Sclavo, une dynastie d’un siècle de recyclage Saga Repères
Le leader du traitement et recyclage des déchets des entreprises du Var et des Alpes-Maritimes souffle ses cent bougies cette année. Une aventure humaine riche en rebondissements
Sclavo, c’est l’histoire d’une aventure familiale qui se transmet depuis quatre générations et qui a commencé en 1918. C’est le récit d’une revanche sur la vie, celle d’un émigré italien venu s’installer à Nice. Chiffonnier à l’époque, après avoir connu les affres de la guerre et risqué la faillite, il a transmis son entreprise à son fils qui l’a lui-même transmis à ses enfants et ainsi de suite. C’est aussi l’histoire d’un métier : celui du chiffonnier, passé ferrailleur et qui, aujourd’hui, grâce au recyclage, participe à la valorisation des déchets pour lutter contre la pollution.

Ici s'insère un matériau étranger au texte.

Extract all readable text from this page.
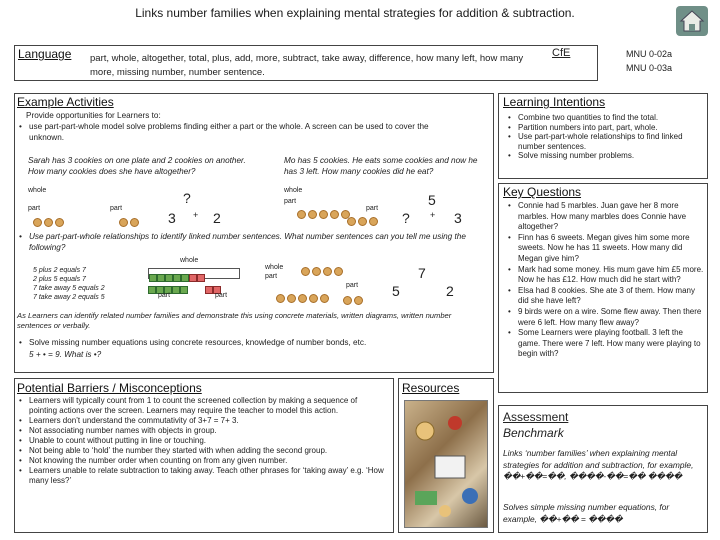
Links number families when explaining mental strategies for addition & subtraction.
Language part, whole, altogether, total, plus, add, more, subtract, take away, difference, how many left, how many more, missing number, number sentence.
CfE	MNU 0-02a
MNU 0-03a
Example Activities
Provide opportunities for Learners to:
• use part-part-whole model solve problems finding either a part or the whole. A screen can be used to cover the unknown.
Sarah has 3 cookies on one plate and 2 cookies on another. How many cookies does she have altogether?
Mo has 5 cookies. He eats some cookies and now he has 3 left. How many cookies did he eat?
whole
part	part
?
3 + 2
whole
part
part
5
? + 3
• Use part-part-whole relationships to identify linked number sentences. What number sentences can you tell me using the following?
5 plus 2 equals 7
2 plus 5 equals 7
7 take away 5 equals 2
7 take away 2 equals 5
whole
part	part
whole
part
part
7
5	2
As Learners can identify related number families and demonstrate this using concrete materials, written diagrams, written number sentences or verbally.
• Solve missing number equations using concrete resources, knowledge of number bonds, etc.
5 + • = 9. What is •?
Learning Intentions
• Combine two quantities to find the total.
• Partition numbers into part, part, whole.
• Use part-part-whole relationships to find linked number sentences.
• Solve missing number problems.
Key Questions
• Connie had 5 marbles. Juan gave her 8 more marbles. How many marbles does Connie have altogether?
• Finn has 6 sweets. Megan gives him some more sweets. Now he has 11 sweets. How many did Megan give him?
• Mark had some money. His mum gave him £5 more. Now he has £12. How much did he start with?
• Elsa had 8 cookies. She ate 3 of them. How many did she have left?
• 9 birds were on a wire. Some flew away. Then there were 6 left. How many flew away?
• Some Learners were playing football. 3 left the game. There were 7 left. How many were playing to begin with?
Potential Barriers / Misconceptions
• Learners will typically count from 1 to count the screened collection by making a sequence of pointing actions over the screen. Learners may require the teacher to model this action.
• Learners don’t understand the commutativity of 3+7 = 7+ 3.
• Not associating number names with objects in group.
• Unable to count without putting in line or touching.
• Not being able to ‘hold’ the number they started with when adding the second group.
• Not knowing the number order when counting on from any given number.
• Learners unable to relate subtraction to taking away. Teach other phrases for ‘taking away’ e.g. ‘How many less?’
Resources
Assessment
Benchmark
Links ‘number families’ when explaining mental strategies for addition and subtraction, for example, ��+��=��, ����-��=�� ����
Solves simple missing number equations, for example, ��+�� = ����
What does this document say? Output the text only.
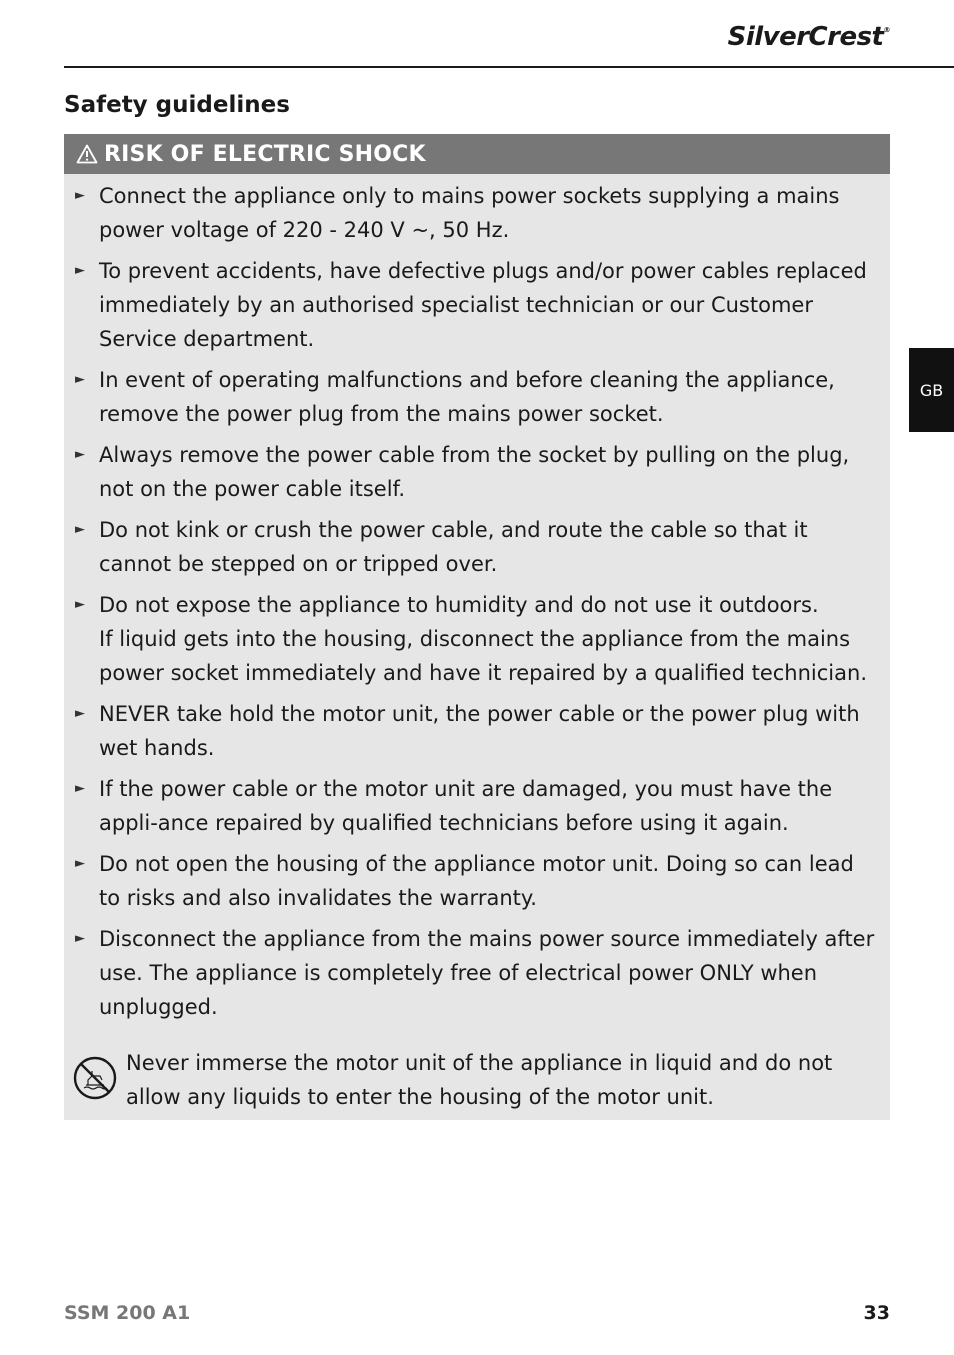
SilverCrest®
Safety guidelines
RISK OF ELECTRIC SHOCK
► Connect the appliance only to mains power sockets supplying a mains power voltage of 220 - 240 V ~, 50 Hz.
► To prevent accidents, have defective plugs and/or power cables replaced immediately by an authorised specialist technician or our Customer Service department.
► In event of operating malfunctions and before cleaning the appliance, remove the power plug from the mains power socket.
► Always remove the power cable from the socket by pulling on the plug, not on the power cable itself.
► Do not kink or crush the power cable, and route the cable so that it cannot be stepped on or tripped over.
► Do not expose the appliance to humidity and do not use it outdoors.
If liquid gets into the housing, disconnect the appliance from the mains power socket immediately and have it repaired by a qualified technician.
► NEVER take hold the motor unit, the power cable or the power plug with wet hands.
► If the power cable or the motor unit are damaged, you must have the appli-ance repaired by qualified technicians before using it again.
► Do not open the housing of the appliance motor unit. Doing so can lead to risks and also invalidates the warranty.
► Disconnect the appliance from the mains power source immediately after use. The appliance is completely free of electrical power ONLY when unplugged.
Never immerse the motor unit of the appliance in liquid and do not allow any liquids to enter the housing of the motor unit.
GB
SSM 200 A1	33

Des sacs de toile sous la promenade des Anglais
Né en 1891 au nord de l’Italie, Antoine Sclavo part s’installer à Nice. Après avoir travaillé à l’Hôtel Royal, « Le grand-père s’est mis à la récupération de chiffons pour en faire des sacs et de fers et métaux, raconte Jean-Marc Sclavo, l’aîné de la famille, âgé de 60 ans. À l’époque, il faisait ça pour le business. Aujourd’hui, on parle de recyclage. » Antoine s’installe avec sa femme rue Sorgentino. Il récupère les chiffons, répare et revend les sacs en toile pour les moulins des Alpesde-Haute-Provence. Sa petite affaire traverse tant bien que mal la crise économique de 1929, mais se trouve au bord de la faillite, à la fin de la guerre de 1940. Une quinzaine d’ouvrières y travaillent pour réparer les sacs. Par chance, Antoine est ami avec le maire de Nice, Jean Medecin. Quand ce dernier décide de doubler la promenade des Anglais, il achète les sacs en toile d’Antoine pour y couler le béton et réaliser son chantier. Les sacs étant rares, le chiffonnier fait venir du Brésil un cargo rempli des sacs utilisés là-bas pour le café. Et sa femme Marie se rend ellemême en auto au port de Monaco pour les récupérer. Dans les années 50, le père de JeanMarc, Augustin, reprend l’entreprise et se spécialise dans les fers et métaux. Son dépôt est alors situé boulevard Sainte-Agathe. Il travaille avec les parfumeries de Grasse et de grands bâtisseurs de l’époque comme Spada, Nicoletti...
Crises successives
À sa mort, en 1979, son fils Jean-Marc reprend l’entreprise au pied levé. Aidé de sa femme Jocelyne, puis de ses frères Michel et Antoine, il manque plusieurs fois de tout arrêter. Ils sont alors rue Auguste-Gal à Nice. En 1981, Jean-Marc achète une multibenne pour le transport des matériaux, un vieux Berlier de 1964, pendant qu’Antoine s’attelle au négoce des métaux et des marchandises. Un troisième dépôt est ouvert rue Chanoine-de-Bailet. En 1986, « avec zéro de chiffre d’affaires », Jean-Marc et Antoine viennent s’installer au Capitou, à Fréjus « où il y a plus de ferraille », tandis que Michel reste dans les Alpes-Maritimes. En 1992, avec la crise économique, les difficultés sont telles que Jean-Marc envisage de vendre « aux Américains. On était une petite dizaine ici, on n’avait plus de sous. Mais mon frère Michel était très malheureux alors j’ai dit : on ne vend plus. » Malgré la concurrence, l’entreprise se retape doucement. Spécialisée dans le traitement des déchets et des fers et métaux, elle saisit l’opportunité, en 2000, de rejoindre Praxy, un nouveau groupement indépendant pour la gestion globale des déchets, à vocation nationale. Sclavo en sera l’un des membres fondateurs. Un tremplin puisque ce réseau traite avec des entreprises comme EDF, Vinci construction, de grands groupes automobiles... « Ça nous a tirés vers le haut », reconnaît JeanMarc. Le label ISO 14001 est décroché et les échanges sont fructueux. De gros investissements sont faits dans le matériel et la mécanisation. Les sites se multiplient. Aujourd’hui, l’entreprise se porte à merveille, dans un secteur en plein essor et porteur d’emplois. Elle ouvrira bientôt un huitième site au Capitou, à Fréjus, et un autre encore dans le Var en 2019. « Nous sommes fiers de transmettre notre entreprise à la quatrième génération maintenant, sachant que notre métier n’est pas un cul-de-sac. La valorisation des déchets, c’est l’avenir », confie Jean-Marc, ravi de célébrer ces cent ans. Et, par chance, la dynastie n’est pas prête de s’éteindre.